The conservative coalition appealed to Frist to block Finance Committee Chairman Charles Grassley's (R-IA) efforts, which they said threaten the role of charities to further social and educational goals. "We request that, as majority leader, you do not allow proposals of the Senate Finance Committee staff or similar proposals, the effect of which would be to undermine the role of charities in American public life, to come to the floor of the United States Senate."
The groups cited proposals that would limit non-cash contributions and add new paperwork requirements for small nonprofits. They also criticized proposals to limit donations and impose new requirements on the way foundations and other charities are run, saying they would hamper many charities that are not involved in abuses.

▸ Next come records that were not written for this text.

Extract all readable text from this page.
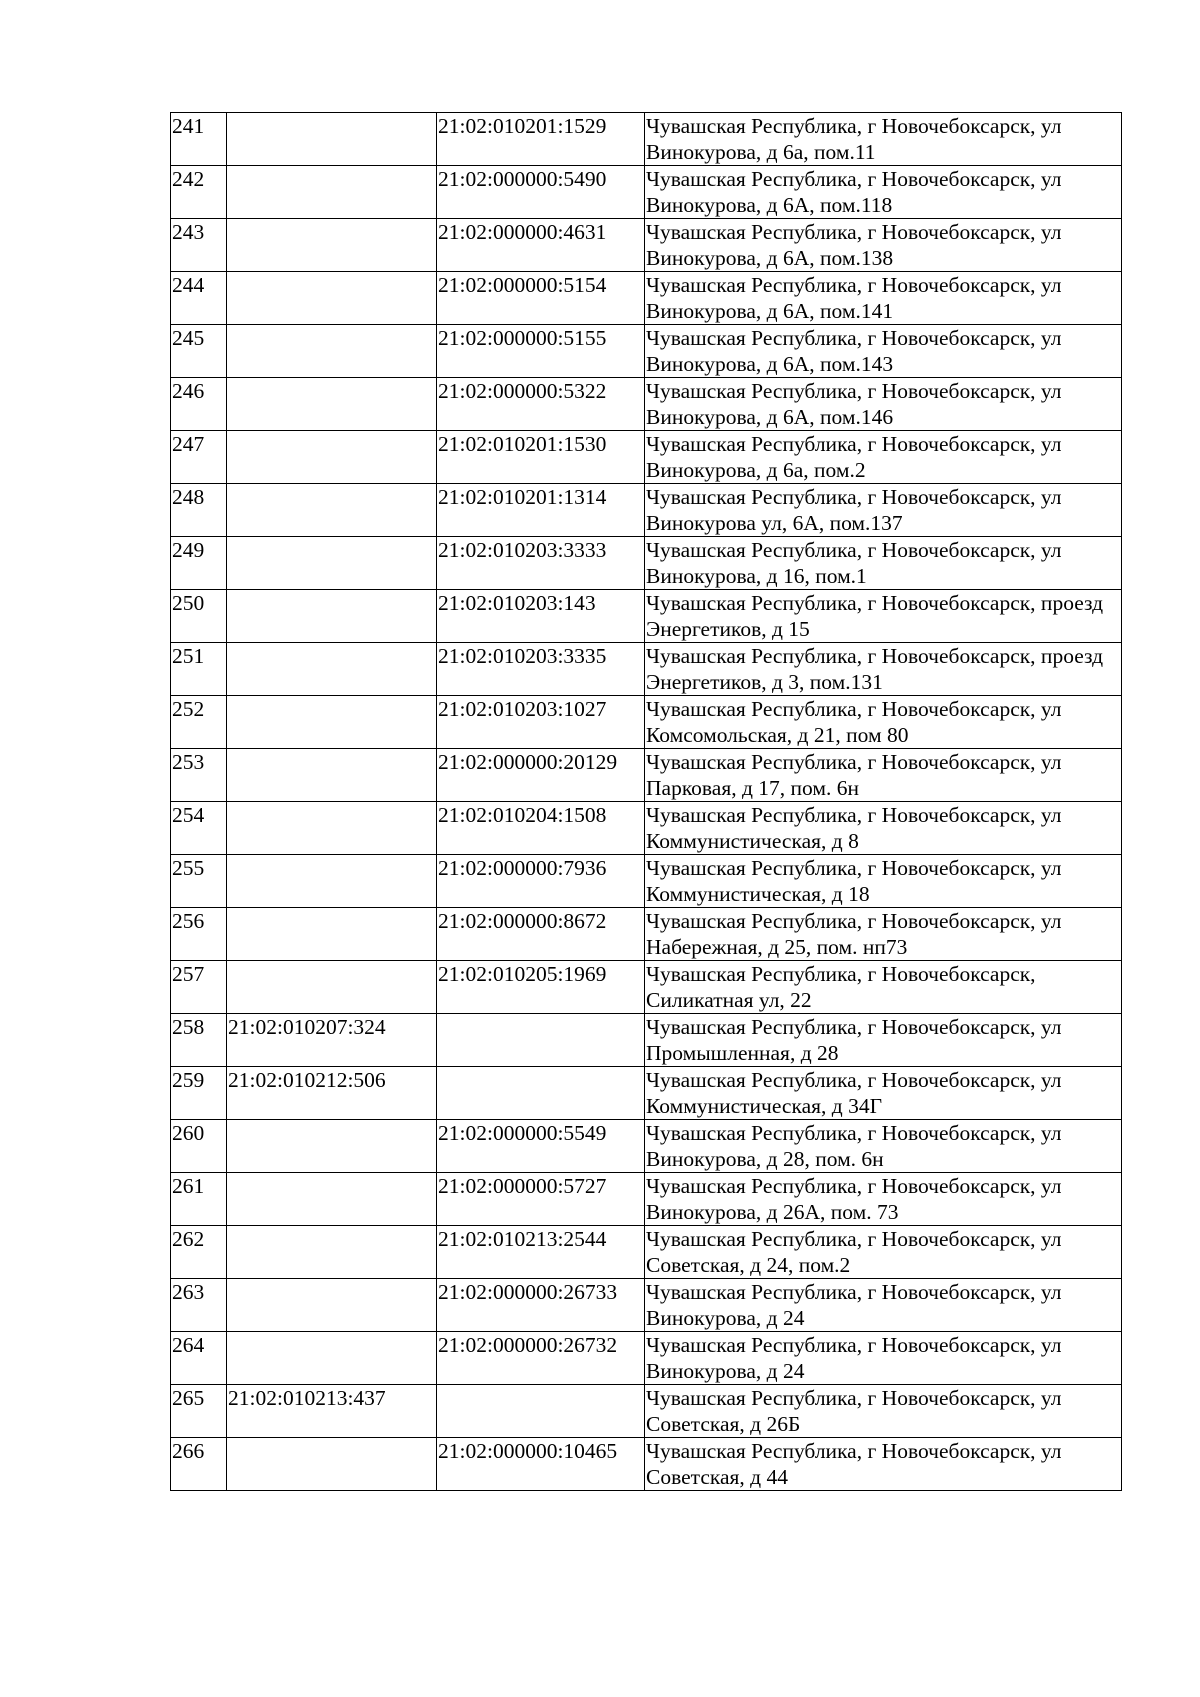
241		21:02:010201:1529	Чувашская Республика, г Новочебоксарск, ул Винокурова, д 6а, пом.11
242		21:02:000000:5490	Чувашская Республика, г Новочебоксарск, ул Винокурова, д 6А, пом.118
243		21:02:000000:4631	Чувашская Республика, г Новочебоксарск, ул Винокурова, д 6А, пом.138
244		21:02:000000:5154	Чувашская Республика, г Новочебоксарск, ул Винокурова, д 6А, пом.141
245		21:02:000000:5155	Чувашская Республика, г Новочебоксарск, ул Винокурова, д 6А, пом.143
246		21:02:000000:5322	Чувашская Республика, г Новочебоксарск, ул Винокурова, д 6А, пом.146
247		21:02:010201:1530	Чувашская Республика, г Новочебоксарск, ул Винокурова, д 6а, пом.2
248		21:02:010201:1314	Чувашская Республика, г Новочебоксарск, ул Винокурова ул, 6А, пом.137
249		21:02:010203:3333	Чувашская Республика, г Новочебоксарск, ул Винокурова, д 16, пом.1
250		21:02:010203:143	Чувашская Республика, г Новочебоксарск, проезд Энергетиков, д 15
251		21:02:010203:3335	Чувашская Республика, г Новочебоксарск, проезд Энергетиков, д 3, пом.131
252		21:02:010203:1027	Чувашская Республика, г Новочебоксарск, ул Комсомольская, д 21, пом 80
253		21:02:000000:20129	Чувашская Республика, г Новочебоксарск, ул Парковая, д 17, пом. 6н
254		21:02:010204:1508	Чувашская Республика, г Новочебоксарск, ул Коммунистическая, д 8
255		21:02:000000:7936	Чувашская Республика, г Новочебоксарск, ул Коммунистическая, д 18
256		21:02:000000:8672	Чувашская Республика, г Новочебоксарск, ул Набережная, д 25, пом. нп73
257		21:02:010205:1969	Чувашская Республика, г Новочебоксарск, Силикатная ул, 22
258	21:02:010207:324		Чувашская Республика, г Новочебоксарск, ул Промышленная, д 28
259	21:02:010212:506		Чувашская Республика, г Новочебоксарск, ул Коммунистическая, д 34Г
260		21:02:000000:5549	Чувашская Республика, г Новочебоксарск, ул Винокурова, д 28, пом. 6н
261		21:02:000000:5727	Чувашская Республика, г Новочебоксарск, ул Винокурова, д 26А, пом. 73
262		21:02:010213:2544	Чувашская Республика, г Новочебоксарск, ул Советская, д 24, пом.2
263		21:02:000000:26733	Чувашская Республика, г Новочебоксарск, ул Винокурова, д 24
264		21:02:000000:26732	Чувашская Республика, г Новочебоксарск, ул Винокурова, д 24
265	21:02:010213:437		Чувашская Республика, г Новочебоксарск, ул Советская, д 26Б
266		21:02:000000:10465	Чувашская Республика, г Новочебоксарск, ул Советская, д 44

Since Grassley's staff released a paper on ideas for changes in tax law last year, many charities have formed coalitions and hired lobbyists to slow down or influence the legislation. The largest effort has been undertaken by Independent Sector, which organized the Panel on the Nonprofit Sector to develop specific recommendations. The Panel issued a first round of recommendations and appears focused on tinkering with the proposals that might appear in Grassley's legislation. The coalition letter takes a different approach by demonstrating that religious and conservative groups oppose Grassley's efforts.

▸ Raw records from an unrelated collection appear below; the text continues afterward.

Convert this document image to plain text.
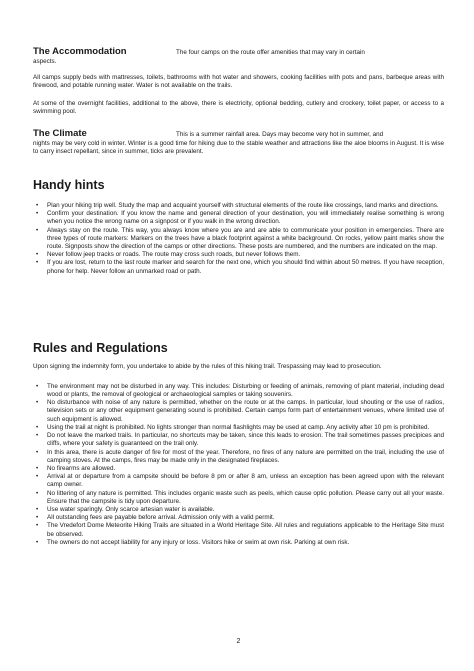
The Accommodation	The four camps on the route offer amenities that may vary in certain
aspects.
All camps supply beds with mattresses, toilets, bathrooms with hot water and showers, cooking facilities with pots and pans, barbeque areas with firewood, and potable running water. Water is not available on the trails.
At some of the overnight facilities, additional to the above, there is electricity, optional bedding, cutlery and crockery, toilet paper, or access to a swimming pool.
The Climate	This is a summer rainfall area. Days may become very hot in summer, and
nights may be very cold in winter. Winter is a good time for hiking due to the stable weather and attractions like the aloe blooms in August. It is wise to carry insect repellant, since in summer, ticks are prevalent.
Handy hints
• Plan your hiking trip well. Study the map and acquaint yourself with structural elements of the route like crossings, land marks and directions.
• Confirm your destination. If you know the name and general direction of your destination, you will immediately realise something is wrong when you notice the wrong name on a signpost or if you walk in the wrong direction.
• Always stay on the route. This way, you always know where you are and are able to communicate your position in emergencies. There are three types of route markers: Markers on the trees have a black footprint against a white background. On rocks, yellow paint marks show the route. Signposts show the direction of the camps or other directions. These posts are numbered, and the numbers are indicated on the map.
• Never follow jeep tracks or roads. The route may cross such roads, but never follows them.
• If you are lost, return to the last route marker and search for the next one, which you should find within about 50 metres. If you have reception, phone for help. Never follow an unmarked road or path.
Rules and Regulations
Upon signing the indemnity form, you undertake to abide by the rules of this hiking trail. Trespassing may lead to prosecution.
• The environment may not be disturbed in any way. This includes: Disturbing or feeding of animals, removing of plant material, including dead wood or plants, the removal of geological or archaeological samples or taking souvenirs.
• No disturbance with noise of any nature is permitted, whether on the route or at the camps. In particular, loud shouting or the use of radios, television sets or any other equipment generating sound is prohibited. Certain camps form part of entertainment venues, where limited use of such equipment is allowed.
• Using the trail at night is prohibited. No lights stronger than normal flashlights may be used at camp. Any activity after 10 pm is prohibited.
• Do not leave the marked trails. In particular, no shortcuts may be taken, since this leads to erosion. The trail sometimes passes precipices and cliffs, where your safety is guaranteed on the trail only.
• In this area, there is acute danger of fire for most of the year. Therefore, no fires of any nature are permitted on the trail, including the use of camping stoves. At the camps, fires may be made only in the designated fireplaces.
• No firearms are allowed.
• Arrival at or departure from a campsite should be before 8 pm or after 8 am, unless an exception has been agreed upon with the relevant camp owner.
• No littering of any nature is permitted. This includes organic waste such as peels, which cause optic pollution. Please carry out all your waste. Ensure that the campsite is tidy upon departure.
• Use water sparingly. Only scarce artesian water is available.
• All outstanding fees are payable before arrival. Admission only with a valid permit.
• The Vredefort Dome Meteorite Hiking Trails are situated in a World Heritage Site. All rules and regulations applicable to the Heritage Site must be observed.
• The owners do not accept liability for any injury or loss. Visitors hike or swim at own risk. Parking at own risk.
2
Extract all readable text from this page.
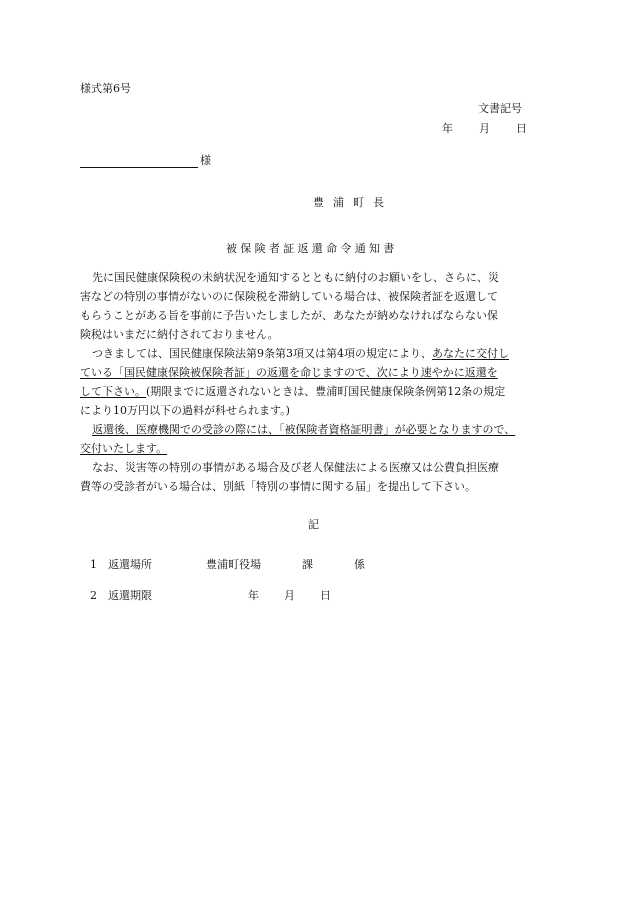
様式第6号
文書記号
年 月 日
様
豊浦町長
被保険者証返還命令通知書
先に国民健康保険税の未納状況を通知するとともに納付のお願いをし、さらに、災
害などの特別の事情がないのに保険税を滞納している場合は、被保険者証を返還して
もらうことがある旨を事前に予告いたしましたが、あなたが納めなければならない保
険税はいまだに納付されておりません。
つきましては、国民健康保険法第9条第3項又は第4項の規定により、あなたに交付し
ている「国民健康保険被保険者証」の返還を命じますので、次により速やかに返還を
して下さい。(期限までに返還されないときは、豊浦町国民健康保険条例第12条の規定
により10万円以下の過料が科せられます。)
返還後、医療機関での受診の際には、「被保険者資格証明書」が必要となりますので、
交付いたします。
なお、災害等の特別の事情がある場合及び老人保健法による医療又は公費負担医療
費等の受診者がいる場合は、別紙「特別の事情に関する届」を提出して下さい。
記
1 返還場所	豊浦町役場	課	係
2 返還期限	年 月 日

Sen. Rick Santorum (R-PA), who publicly stated his opposition to the reform measures at a Finance Committee hearing on nonprofit accountability, has been working to shore up opposition to the bill. In March, Santorum sent a letter to Adam Meyerson, president of the Philanthropy Roundtable, a consortium of conservative foundations and donors, asking it to convene a group to respond to Grassley's proposals.
Santorum also asked the Philanthropy Roundtable to provide his office with "specific facts, specific situations and possible 'unintended consequences' of the published proposals, as well as your suggestions for any alternatives to the existing proposals". Santorum is concerned a number of proposals in a Joint Committee on Taxation (JCT) report and the Finance Committee's staff discussion draft would impose too onerous a burden on small nonprofits. He has encouraged the committee to push for enforcement of current laws before enacting new legislation.
Santorum is not alone in his concerns. At the same Finance Committee hearing, Sen. Charles Schumer (D-NY) said the $300 billion in tax revenue that goes uncollected each year due to tax avoidance and evasion could be collected through better enforcement of existing laws, without new legislation.
Grassley has postponed introducing his bill, which was reported to look similar to the staff committee draft, in response to members' skepticism and pressure from outside groups.
At the same time, the Panel on the Nonprofit Sector, formed by Independent Sector in October 2004 at the request of the Senate Finance Committee, announced its Phase II recommendations hoping to influence the outcome of whatever legislation is introduced.
The Phase II recommendations, following the publication of the interim report in March, delve into issues that the Panel thought too technical for its initial report.
Among the Panel's Phase II recommendations are:
- Disclosure of the services provided by board members in return for compensation on the Form 990 or 990-PF by any organization that provides compensation to board members
- CEO compensation should be reported on the Form 990 or 990-PF, and nonprofits would be required to report whether they followed the "rebuttable presumption" procedures in determining compensation
- A minimum of three directors on the board of every 501(c)(3) organization, and periodic reviews of board size and structure
- A definition of "independent" board members incorporated into the tax code, and a requirement that one-third of the board be "independent"
- A best practices policy regarding payment and reimbursement of travel expenses, and Form 990 disclosure of such policy
- Legislation defining a "donor advised fund" and authority to the secretary of treasury to exclude specific types of funds
- Require every supporting organization to provide its supported organizations with its governing documents, Form 990 and an annual report of its activities
- Make tax-exempt entities subject to the same reporting requirements as taxable entities
- Require 501(c) applicants to provide more detailed information, and
- Require that the standards regulating non-cash contributions be strengthened and clarified.